Bonus Basis - Continued • In a single industry firm with highly interdependent BU’s bonuses are tied to corporate performance because cooperation between units is very critical. • In conglomerates, BU’s are autonomous, therefore, it would be not productive to base managers’ bonuses on company profits, which would weaken the link between performance and rewards.
Bonus Basis - Continued • Free-Rider problems would be created by the previous situation. Some managers might relax and still get bonuses based on the efforts of other hard working managers. • In diversified firms it might be good to base part of BU managers’ bonuses on unit profits and part on company profits.
Performance Criteria • Financial Criteria could include contribution margin, BU profit, controllable BU profit, income before taxes, and net income. • In investment centers, decisions need to be made in three areas: • Definition of Profit • Definition of Investment • Choice between Return on Investment and EVA
Performance Criteria - Continued • Adjustments for Uncontrollable Factors fall into two categories: • Remove expenses that result from decisions made by executives above the business unit level. • Eliminate the losses caused by natural disasters like floods hurricanes, etc.
Benefits & Shortcomings of Short-Term Financial Targets • Relying only on financial criteria can create: • Short-term actions that are not in the company’s long-term interests (equipment maintenance). • Managers might forgo long-term investments to maximize short-term results. • Managers might manipulate accounting information to meet current period targets.
Mechanisms to Overcome Short-Term Biases • A company can supplement financial criteria with additional incentive mechanisms may overcome short-term goals ( Bonus spread on multiyear performance). • There are some disadvantages: • Managers have trouble seeing the link between efforts and rewards. • If managers retire or transfer accounting id very difficult.
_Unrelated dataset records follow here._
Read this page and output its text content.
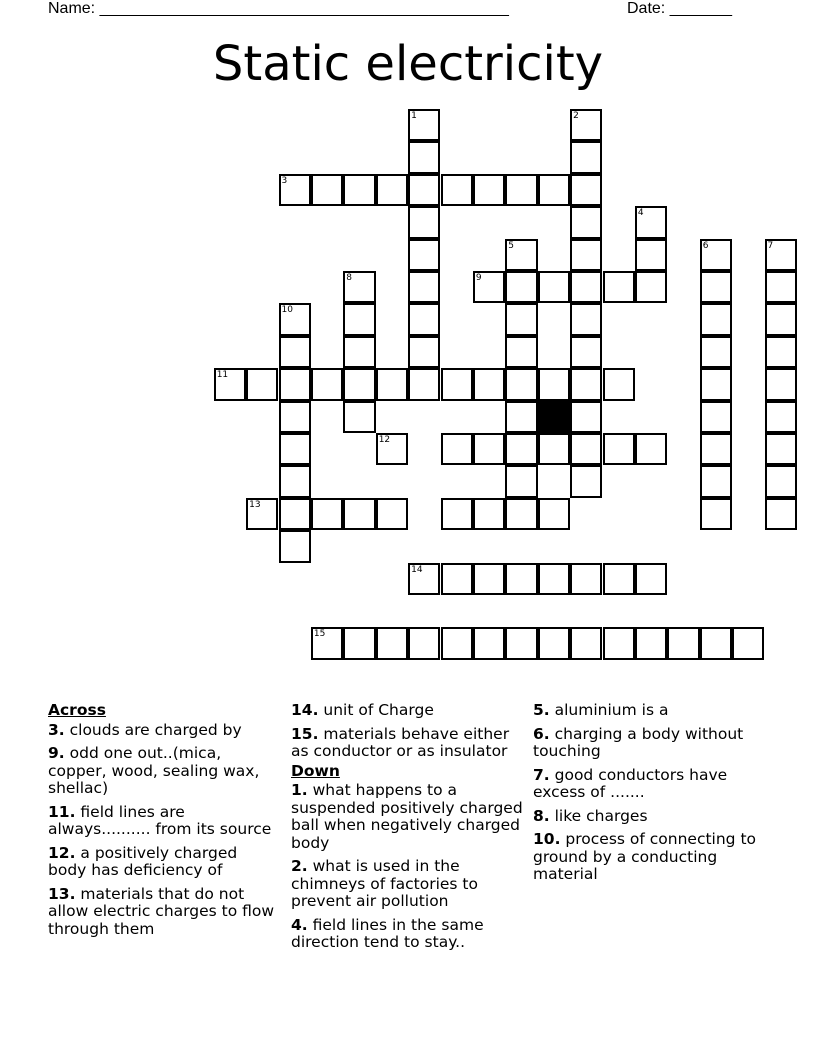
Name: ______________________________________________	Date: _______
Static electricity
1	2
3
4
5	6	7
8	9
10
11
12
13
14
15
Across
3. clouds are charged by
9. odd one out..(mica, copper, wood, sealing wax, shellac)
11. field lines are always.......... from its source
12. a positively charged body has deficiency of
13. materials that do not allow electric charges to flow through them
14. unit of Charge
15. materials behave either as conductor or as insulator
Down
1. what happens to a suspended positively charged ball when negatively charged body
2. what is used in the chimneys of factories to prevent air pollution
4. field lines in the same direction tend to stay..
5. aluminium is a
6. charging a body without touching
7. good conductors have excess of .......
8. like charges
10. process of connecting to ground by a conducting material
Mechanisms to Overcome Short-Term Biases • There are factors beyond managers’ control that will achieve long-range targets. • Another method to correct the inefficiencies of financial criteria is to develop a scorecard. • It good model may contain: • Sales Growth • Market Share • Customer Satisfaction
Bench Marks for Comparison • A business unit manager’s performance can be appraised by comparing actual results to the budget. • The following considerations need to be used when using the budget as the basis: • BU manager must be a part of the plan’s development. • The budget is attainable and challenging.
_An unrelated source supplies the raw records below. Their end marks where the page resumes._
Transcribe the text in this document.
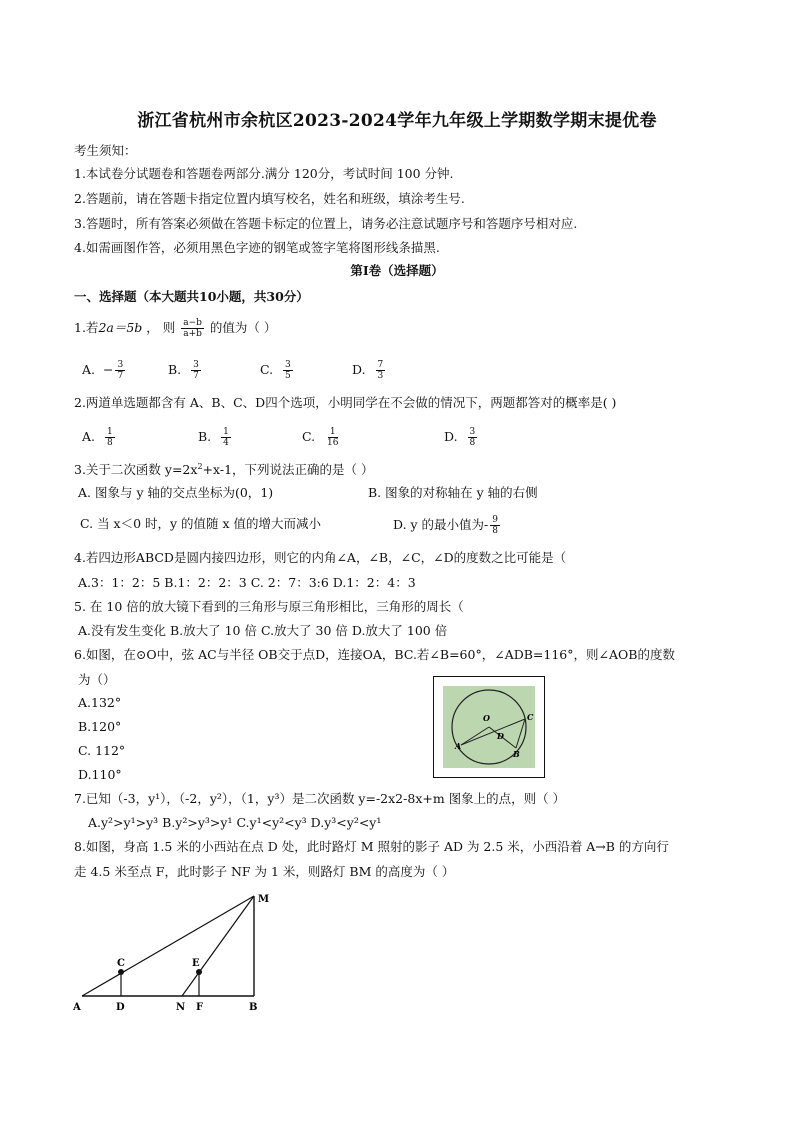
浙江省杭州市余杭区2023-2024学年九年级上学期数学期末提优卷
考生须知：
1.本试卷分试题卷和答题卷两部分.满分 120分，考试时间 100 分钟.
2.答题前，请在答题卡指定位置内填写校名，姓名和班级，填涂考生号.
3.答题时，所有答案必须做在答题卡标定的位置上，请务必注意试题序号和答题序号相对应.
4.如需画图作答，必须用黑色字迹的钢笔或签字笔将图形线条描黑.
第Ⅰ卷（选择题）
一、选择题（本大题共10小题，共30分）
1.若2a＝5b ， 则 $\frac{a-b}{a+b}$ 的值为（ ）
A. − $\frac{3}{7}$	B. $\frac{3}{7}$	C. $\frac{3}{5}$	D. $\frac{7}{3}$
2.两道单选题都含有 A、B、C、D四个选项，小明同学在不会做的情况下，两题都答对的概率是( )
A. $\frac{1}{8}$	B. $\frac{1}{4}$	C. $\frac{1}{16}$	D. $\frac{3}{8}$
3.关于二次函数 $y=2x^2+x-1$，下列说法正确的是（ ）
A. 图象与 y 轴的交点坐标为(0，1)	B. 图象的对称轴在 y 轴的右侧
C. 当 x＜0 时，y 的值随 x 值的增大而减小	D. y 的最小值为- $\frac{9}{8}$
4.若四边形ABCD是圆内接四边形，则它的内角∠A，∠B，∠C，∠D的度数之比可能是（
A.3：1：2：5 B.1：2：2：3 C. 2：7：3:6 D.1：2：4：3
5. 在 10 倍的放大镜下看到的三角形与原三角形相比，三角形的周长（
A.没有发生变化 B.放大了 10 倍 C.放大了 30 倍 D.放大了 100 倍
6.如图，在⊙O中，弦 AC与半径 OB交于点D，连接OA，BC.若∠B=60°，∠ADB=116°，则∠AOB的度数
为（）
A.132°
B.120°
C. 112°
D.110°
O
A
B
C
D
7.已知（-3，y¹），（-2，y²），（1，y³）是二次函数 y=-2x2-8x+m 图象上的点，则（ ）
A.y²>y¹>y³ B.y²>y³>y¹ C.y¹<y²<y³ D.y³<y²<y¹
8.如图，身高 1.5 米的小西站在点 D 处，此时路灯 M 照射的影子 AD 为 2.5 米，小西沿着 A→B 的方向行
走 4.5 米至点 F，此时影子 NF 为 1 米，则路灯 BM 的高度为（ ）
M
C	E
A	D	N F	B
Bonus Determination Approach • Wards can be based on s strict formula - % of BU profits, by purely subjective assessment by ones superior, or by a combination of the two. • Relying on objective formulas has it benefits: • Little ambiguity about performance standards. • Superiors cannot exercise biases in assessing subordinates.
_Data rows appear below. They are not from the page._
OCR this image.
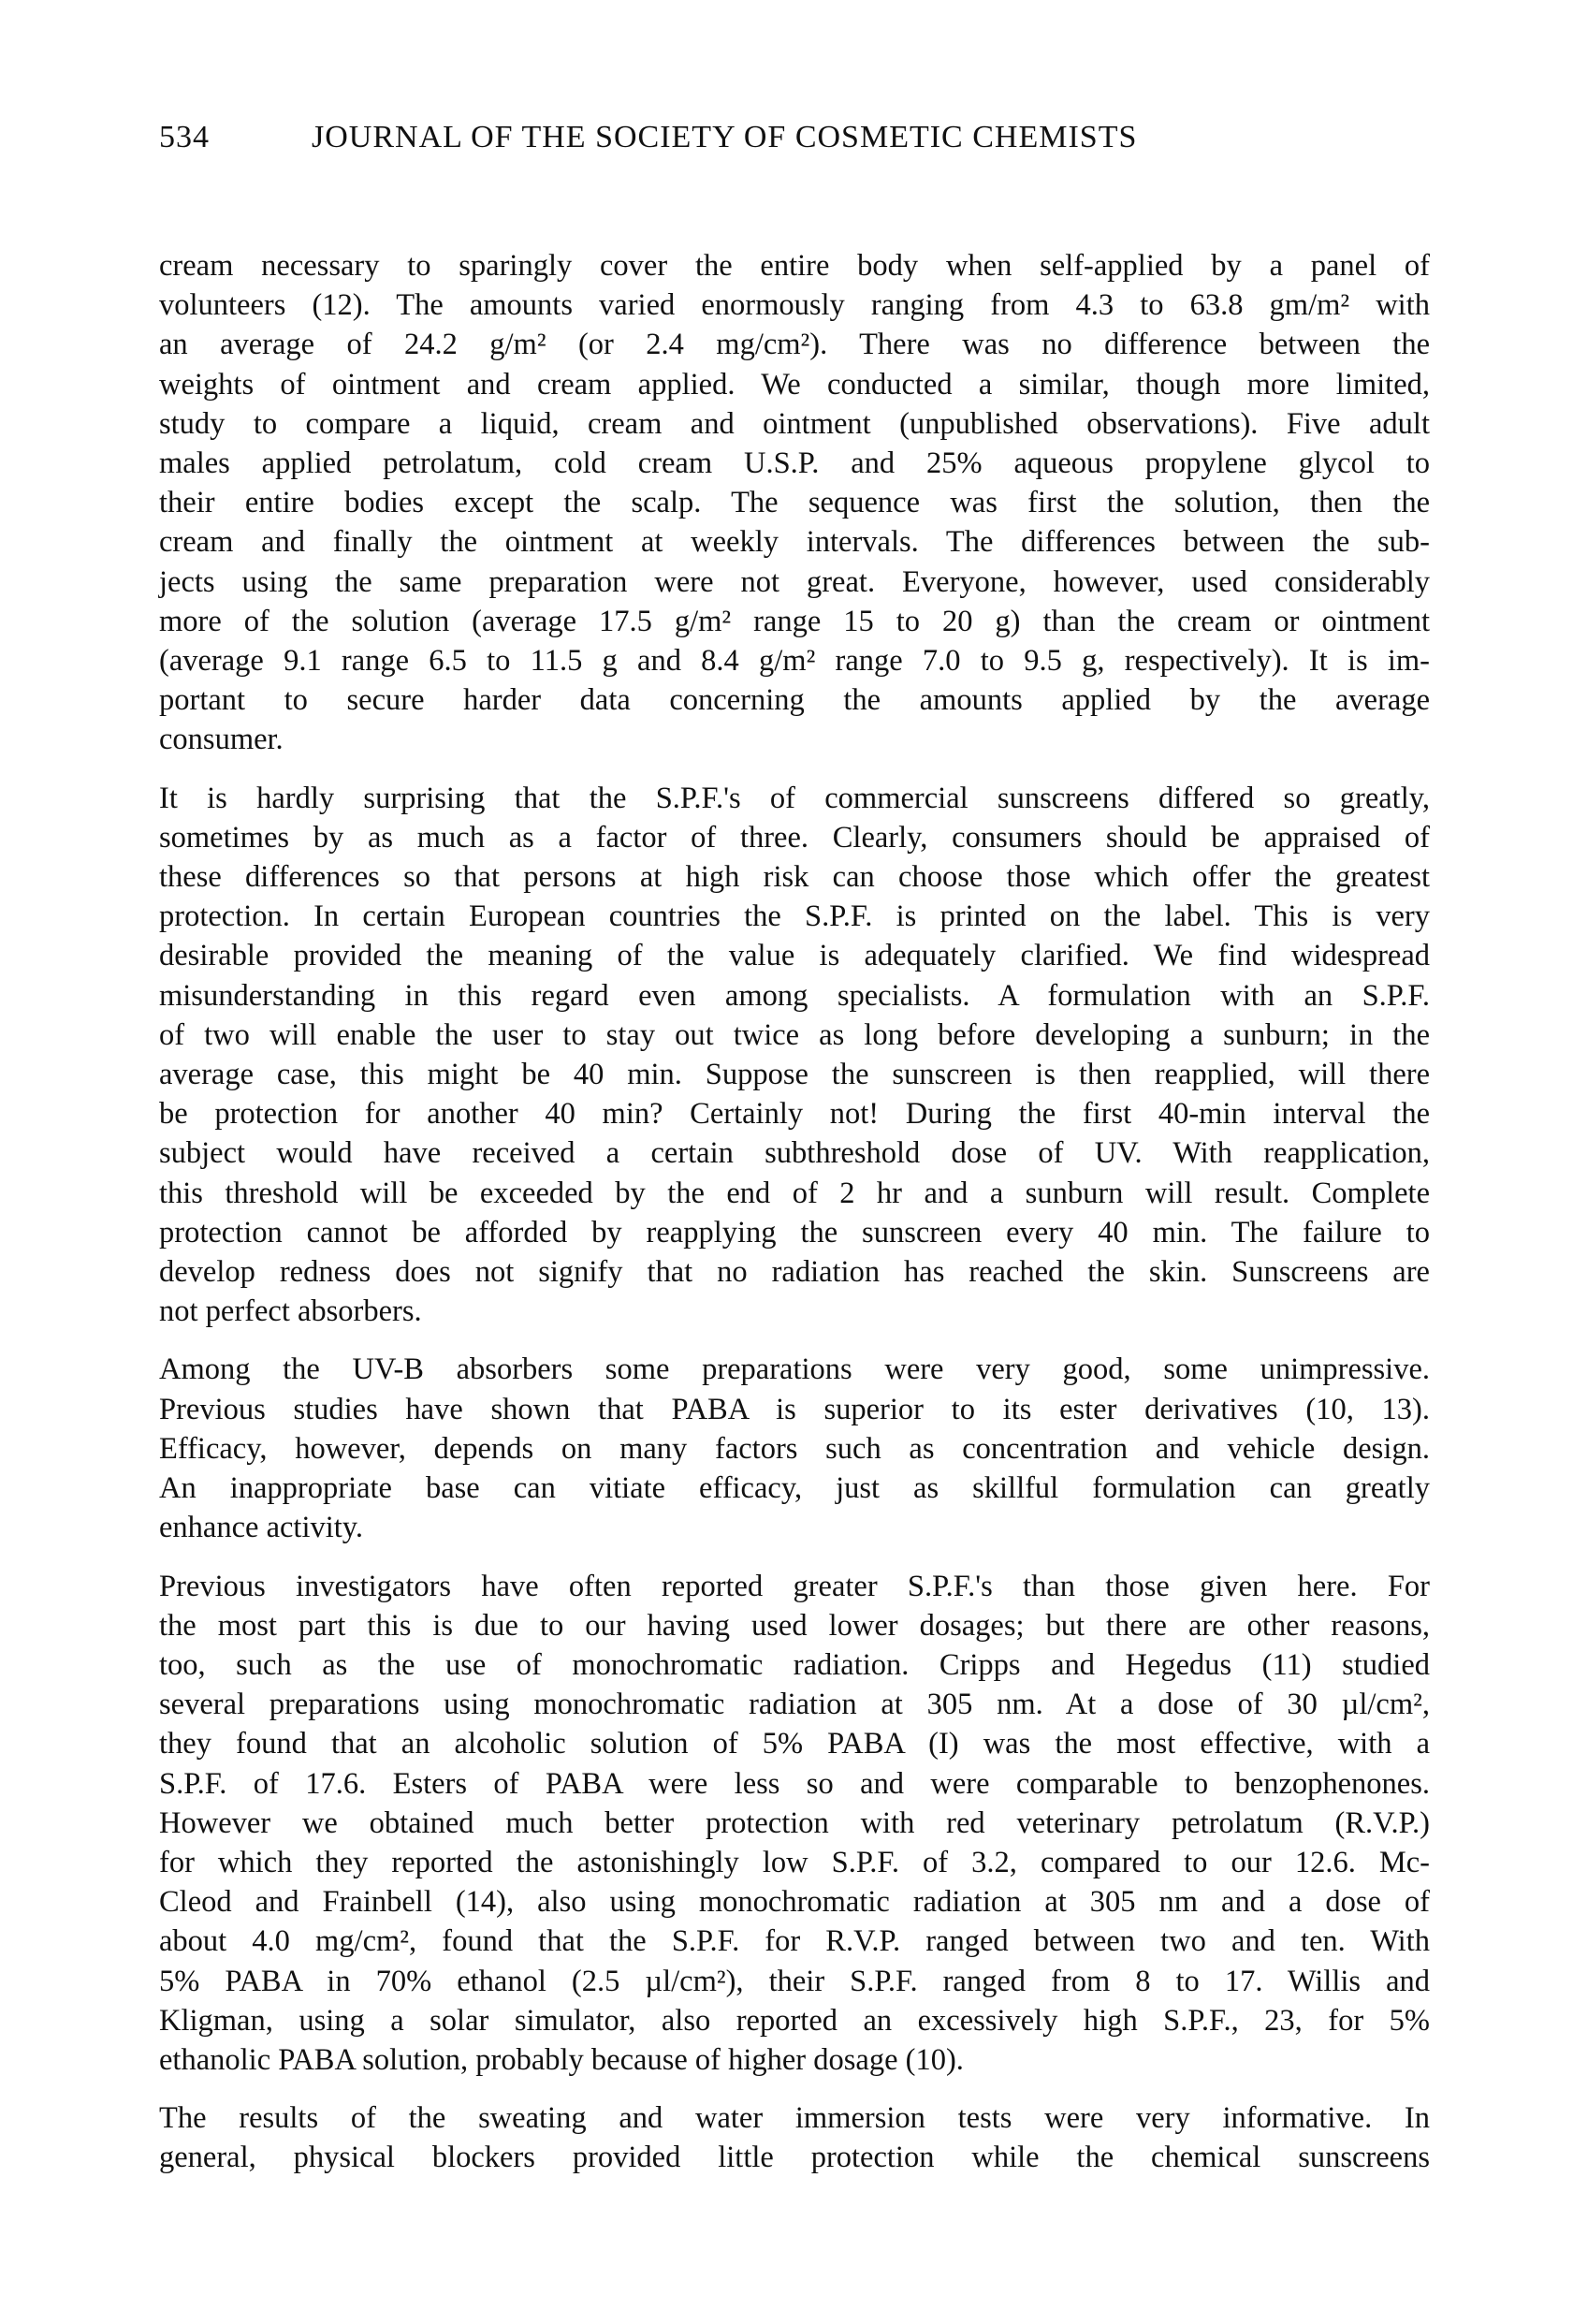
534	JOURNAL OF THE SOCIETY OF COSMETIC CHEMISTS

cream necessary to sparingly cover the entire body when self-applied by a panel of
volunteers (12). The amounts varied enormously ranging from 4.3 to 63.8 gm/m² with
an average of 24.2 g/m² (or 2.4 mg/cm²). There was no difference between the
weights of ointment and cream applied. We conducted a similar, though more limited,
study to compare a liquid, cream and ointment (unpublished observations). Five adult
males applied petrolatum, cold cream U.S.P. and 25% aqueous propylene glycol to
their entire bodies except the scalp. The sequence was first the solution, then the
cream and finally the ointment at weekly intervals. The differences between the sub-
jects using the same preparation were not great. Everyone, however, used considerably
more of the solution (average 17.5 g/m² range 15 to 20 g) than the cream or ointment
(average 9.1 range 6.5 to 11.5 g and 8.4 g/m² range 7.0 to 9.5 g, respectively). It is im-
portant to secure harder data concerning the amounts applied by the average
consumer.

It is hardly surprising that the S.P.F.'s of commercial sunscreens differed so greatly,
sometimes by as much as a factor of three. Clearly, consumers should be appraised of
these differences so that persons at high risk can choose those which offer the greatest
protection. In certain European countries the S.P.F. is printed on the label. This is very
desirable provided the meaning of the value is adequately clarified. We find widespread
misunderstanding in this regard even among specialists. A formulation with an S.P.F.
of two will enable the user to stay out twice as long before developing a sunburn; in the
average case, this might be 40 min. Suppose the sunscreen is then reapplied, will there
be protection for another 40 min? Certainly not! During the first 40-min interval the
subject would have received a certain subthreshold dose of UV. With reapplication,
this threshold will be exceeded by the end of 2 hr and a sunburn will result. Complete
protection cannot be afforded by reapplying the sunscreen every 40 min. The failure to
develop redness does not signify that no radiation has reached the skin. Sunscreens are
not perfect absorbers.

Among the UV-B absorbers some preparations were very good, some unimpressive.
Previous studies have shown that PABA is superior to its ester derivatives (10, 13).
Efficacy, however, depends on many factors such as concentration and vehicle design.
An inappropriate base can vitiate efficacy, just as skillful formulation can greatly
enhance activity.

Previous investigators have often reported greater S.P.F.'s than those given here. For
the most part this is due to our having used lower dosages; but there are other reasons,
too, such as the use of monochromatic radiation. Cripps and Hegedus (11) studied
several preparations using monochromatic radiation at 305 nm. At a dose of 30 µl/cm²,
they found that an alcoholic solution of 5% PABA (I) was the most effective, with a
S.P.F. of 17.6. Esters of PABA were less so and were comparable to benzophenones.
However we obtained much better protection with red veterinary petrolatum (R.V.P.)
for which they reported the astonishingly low S.P.F. of 3.2, compared to our 12.6. Mc-
Cleod and Frainbell (14), also using monochromatic radiation at 305 nm and a dose of
about 4.0 mg/cm², found that the S.P.F. for R.V.P. ranged between two and ten. With
5% PABA in 70% ethanol (2.5 µl/cm²), their S.P.F. ranged from 8 to 17. Willis and
Kligman, using a solar simulator, also reported an excessively high S.P.F., 23, for 5%
ethanolic PABA solution, probably because of higher dosage (10).

The results of the sweating and water immersion tests were very informative. In
general, physical blockers provided little protection while the chemical sunscreens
Bonus Determination Approach - Continued • A major disadvantage is that objective formulas are likely to induce managers to pay less attention to the performance of their business unit along dimensions that are critical but hard to quantify. • Sometimes numerical indicators are not a good tools to measure performance such as: • BU manager inherits predecessor’s problems. • BU is interdependent with outsiders. • Strategy causes a heavy emphases on long-term.
Agency Theory • Agency theory controls how incentives and contracts can be written to motivate individuals to attain goal congruence for legal entities. • The Key Concepts of Agency Theory revolve around principals and agents that have divergent preferences and objectives. • Incentive contracts are tools to reduce these problem areas.
Some Problems With Agency • Principals own the company and hire agents to execute its charter as a business entity. • Agents are concerned about work aversion - principals not working hard or enjoying leisure time or deliberately withholding effort called shirking. • Since managers cannot diversify risk awaythey are risk adverse.